I think I have the basic framework for this proof, but I am having trouble putting everything together in a convincing way.

I plan on showing that by the definition, an unbounded sequence $(a_n)$ has infinitely many $n$ such that $a_n>M$ where $M>0$, for some natural number $n$. I'm not sure how it is implied that there exists some $a_{n_k}$ such that $a_{n_k}>M$ for some natural number $k$. Let me know if I'm on the right track, and please help me string these ideas together!


Assuming that the sequence is unbounded above, then you can generate your monotone divergent sequence as follows.

Choose $n_1$ to be the first index such that $a_{n_1} > 1$. Now, from the remaining sequence, choose $n_2 > n_1$ to be the first index such that $a_{n_2} > 2$ and $a_{n_2} > a_{n_1}$.

Rinse. Repeat.

For each $k \in \mathbb{N}$, you have $a_{n_k} > k$ and $a_{n_k} > a_{n_{k-1}}$, so the subsequence $\left( a_{n_k} \right)$ certainly diverges to infinity.

Why do you know that you can always find such an index? If you could not, then your sequence must have been bounded.

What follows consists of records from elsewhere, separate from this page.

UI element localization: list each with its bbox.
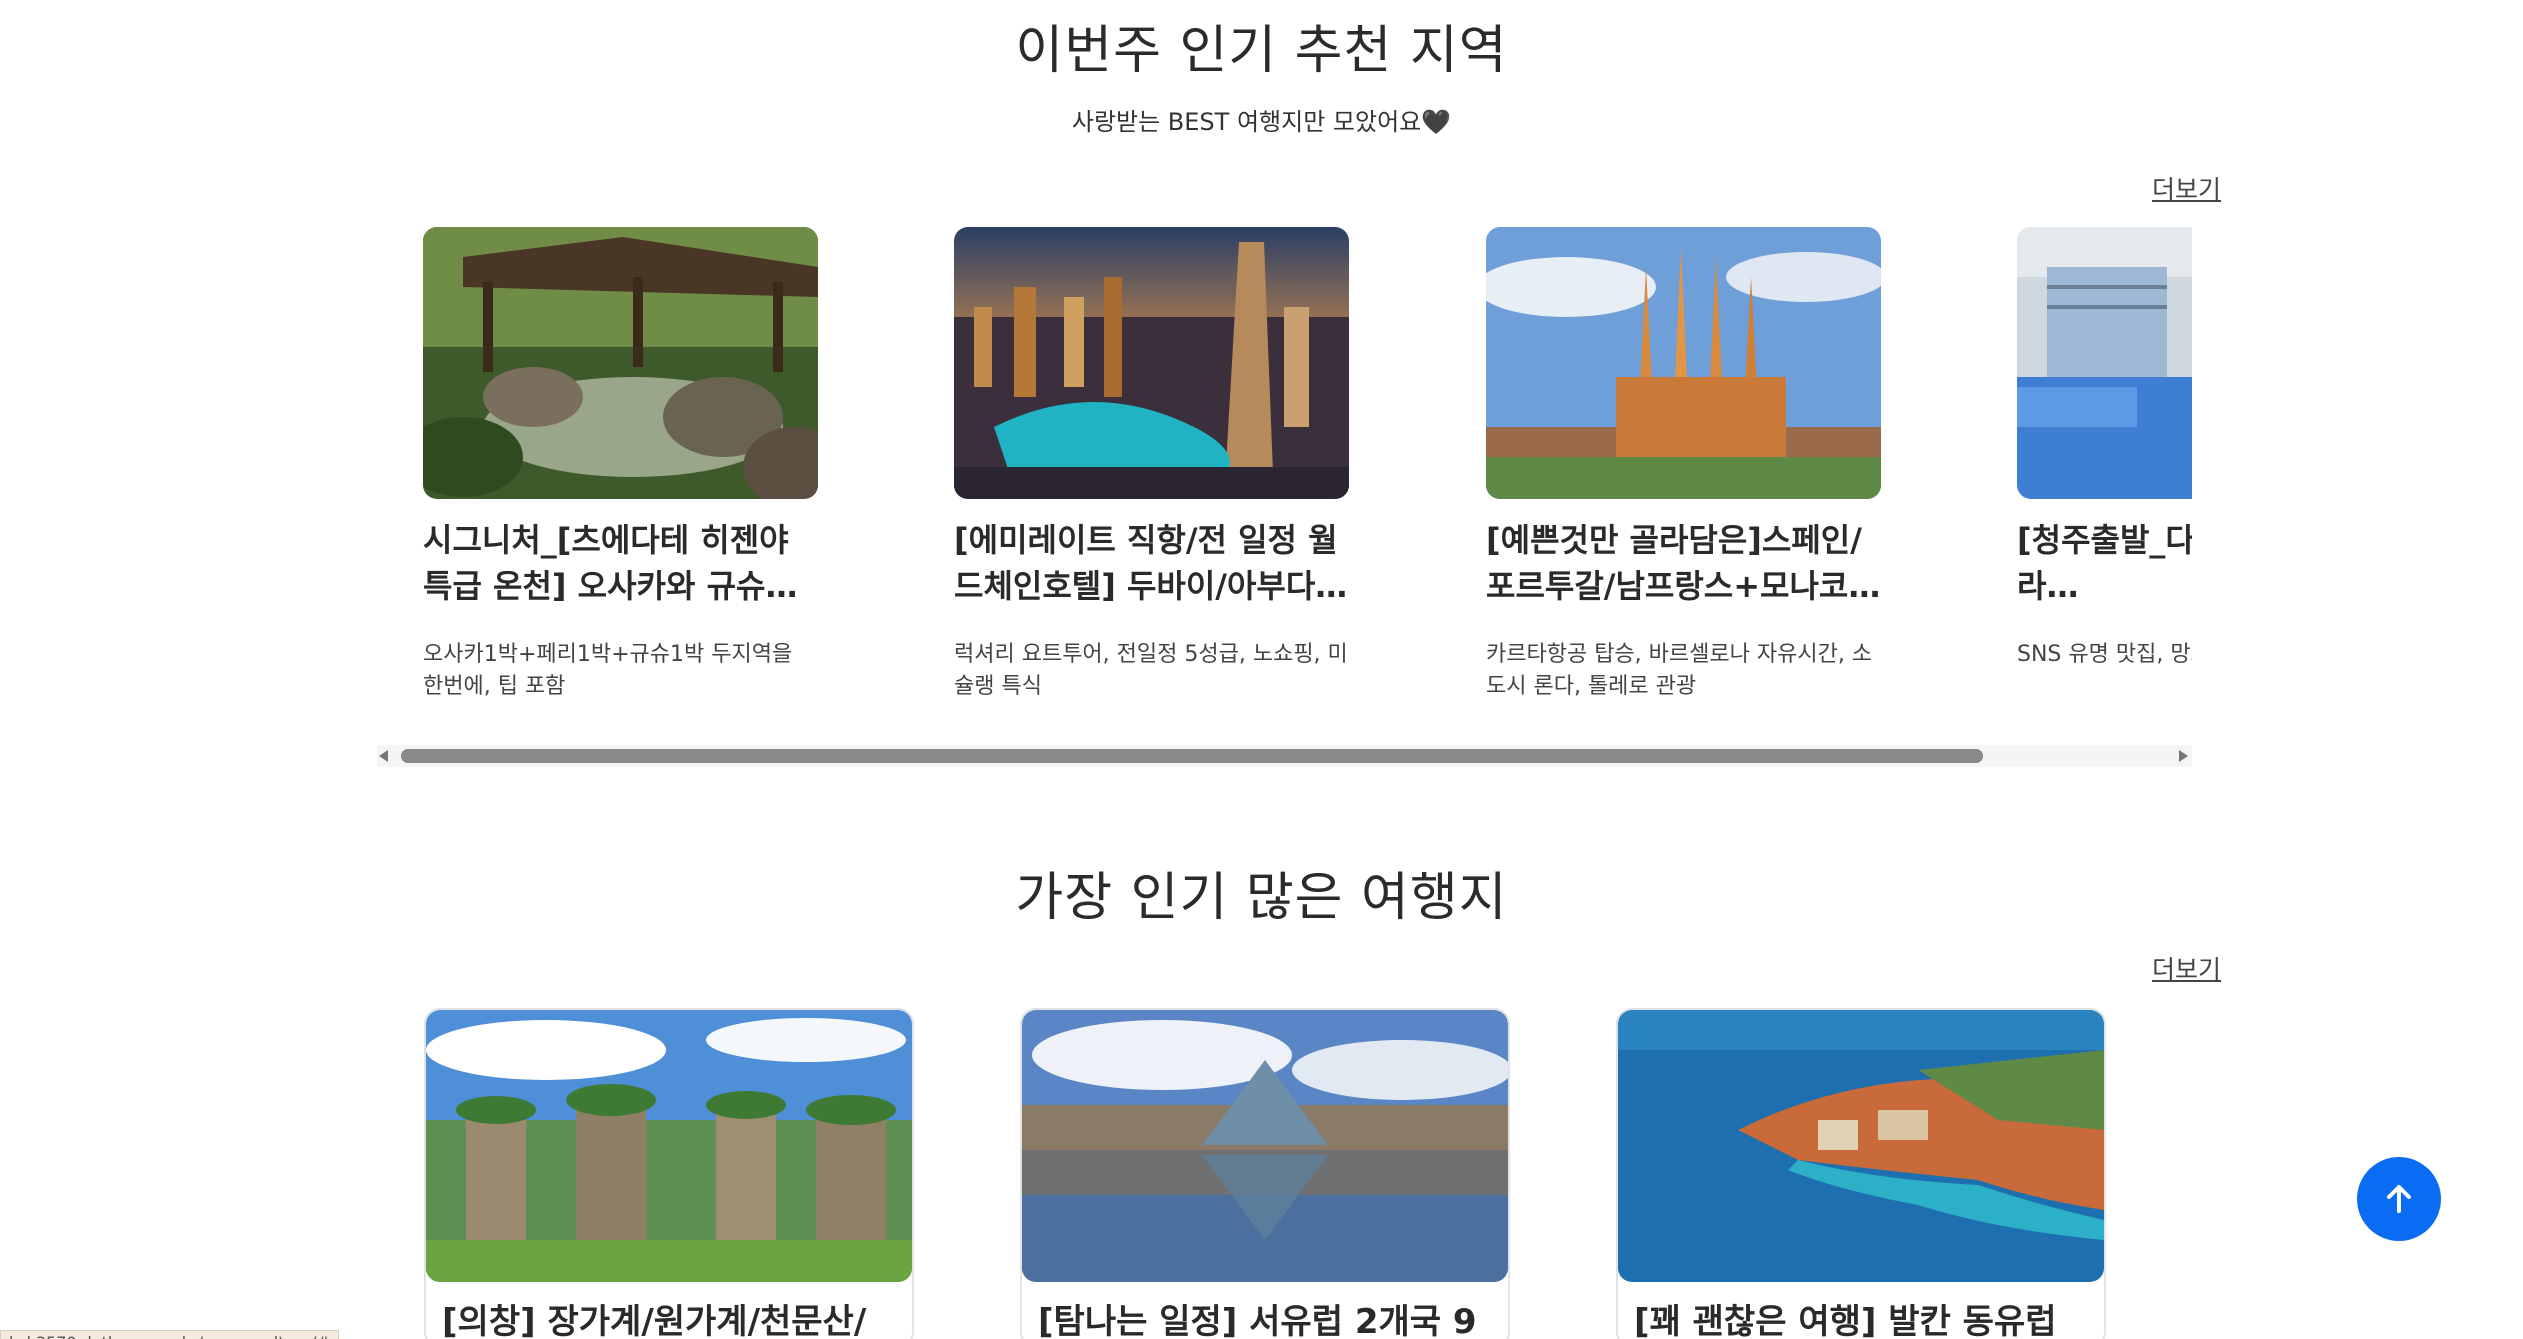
arrow-up-icon [2387, 1185, 2411, 1213]
section-title-weekly: 이번주 인기 추천 지역 [1015, 21, 1508, 81]
browser-status-url: ksk3570.dothome.co.kr/verygoodtour/# [0, 1330, 339, 1339]
popular-card[interactable]: [탐나는 일정] 서유럽 2개국 9일 #리 [1020, 1008, 1510, 1339]
hot-spring-forest-photo[interactable] [423, 227, 818, 499]
scroll-to-top-button[interactable] [2357, 1157, 2441, 1241]
popular-card[interactable]: [의창] 장가계/원가계/천문산/천자산 [424, 1008, 914, 1339]
more-link-weekly[interactable]: 더보기 [2152, 170, 2221, 206]
popular-card[interactable]: [꽤 괜찮은 여행] 발칸 동유럽 5개국 [1616, 1008, 2106, 1339]
more-link-popular[interactable]: 더보기 [2152, 950, 2221, 986]
weekly-card-title[interactable]: [에미레이트 직항/전 일정 월드체인호텔] 두바이/아부다… [954, 517, 1349, 609]
weekly-carousel[interactable]: 시그니처_[츠에다테 히젠야 특급 온천] 오사카와 규슈를… 오사카1박+페리… [377, 213, 2192, 713]
dubrovnik-coast-photo[interactable] [1618, 1010, 2104, 1282]
weekly-card-desc: 카르타항공 탑승, 바르셀로나 자유시간, 소도시 론다, 톨레로 관광 [1486, 642, 1873, 699]
scroll-right-arrow-icon[interactable] [2179, 750, 2188, 762]
weekly-card-desc: 럭셔리 요트투어, 전일정 5성급, 노쇼핑, 미슐랭 특식 [954, 642, 1348, 699]
dubai-marina-night-photo[interactable] [954, 227, 1349, 499]
scroll-left-arrow-icon[interactable] [379, 750, 388, 762]
weekly-card[interactable]: 시그니처_[츠에다테 히젠야 특급 온천] 오사카와 규슈를… 오사카1박+페리… [423, 227, 818, 703]
carousel-scrollbar[interactable] [377, 745, 2192, 767]
infinity-pool-photo[interactable] [2017, 227, 2192, 499]
weekly-card-desc: 오사카1박+페리1박+규슈1박 두지역을 한번에, 팁 포함 [423, 642, 793, 699]
weekly-card[interactable]: [청주출발_다낭] 포포인츠 쉐라… SNS 유명 맛집, 망고 나힐, 오전 … [2017, 227, 2192, 703]
popular-card-title[interactable]: [탐나는 일정] 서유럽 2개국 9일 #리 [1022, 1282, 1508, 1339]
weekly-card-desc: SNS 유명 맛집, 망고 나힐, 오전 자유시간 [2017, 642, 2192, 667]
scrollbar-thumb[interactable] [401, 749, 1983, 763]
sagrada-familia-photo[interactable] [1486, 227, 1881, 499]
section-title-popular: 가장 인기 많은 여행지 [1015, 868, 1508, 928]
popular-card-title[interactable]: [꽤 괜찮은 여행] 발칸 동유럽 5개국 [1618, 1282, 2104, 1339]
weekly-card[interactable]: [예쁜것만 골라담은]스페인/포르투갈/남프랑스+모나코 4… 카르타항공 탑승… [1486, 227, 1881, 703]
popular-card-title[interactable]: [의창] 장가계/원가계/천문산/천자산 [426, 1282, 912, 1339]
zhangjiajie-mountains-photo[interactable] [426, 1010, 912, 1282]
weekly-card-title[interactable]: [청주출발_다낭] 포포인츠 쉐라… [2017, 517, 2192, 609]
section-subtitle-weekly: 사랑받는 BEST 여행지만 모았어요🖤 [1071, 108, 1452, 136]
weekly-card-title[interactable]: 시그니처_[츠에다테 히젠야 특급 온천] 오사카와 규슈를… [423, 517, 818, 609]
weekly-card-title[interactable]: [예쁜것만 골라담은]스페인/포르투갈/남프랑스+모나코 4… [1486, 517, 1881, 609]
weekly-card[interactable]: [에미레이트 직항/전 일정 월드체인호텔] 두바이/아부다… 럭셔리 요트투어… [954, 227, 1349, 703]
louvre-pyramid-photo[interactable] [1022, 1010, 1508, 1282]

You surely should use that there are infinitely many $n$'s such that $|a_n| > M$ for any real $M$. Consider one of positive and non-positive subsequences. At least one of them is not bountded, too. So you have right to assume without lose of generality that there are infinitely many $n$'s such that $a_n > M$ for any real $M$. If follows that there are infinitely many such $n$'s greater any $n'$. And so you may choose any $a_i$ and let $M = a_i$ to find $j$ such that $j>i$ and $a_j > a_i$. Do you see how to get monotonic subsequence converging to $+\infty$?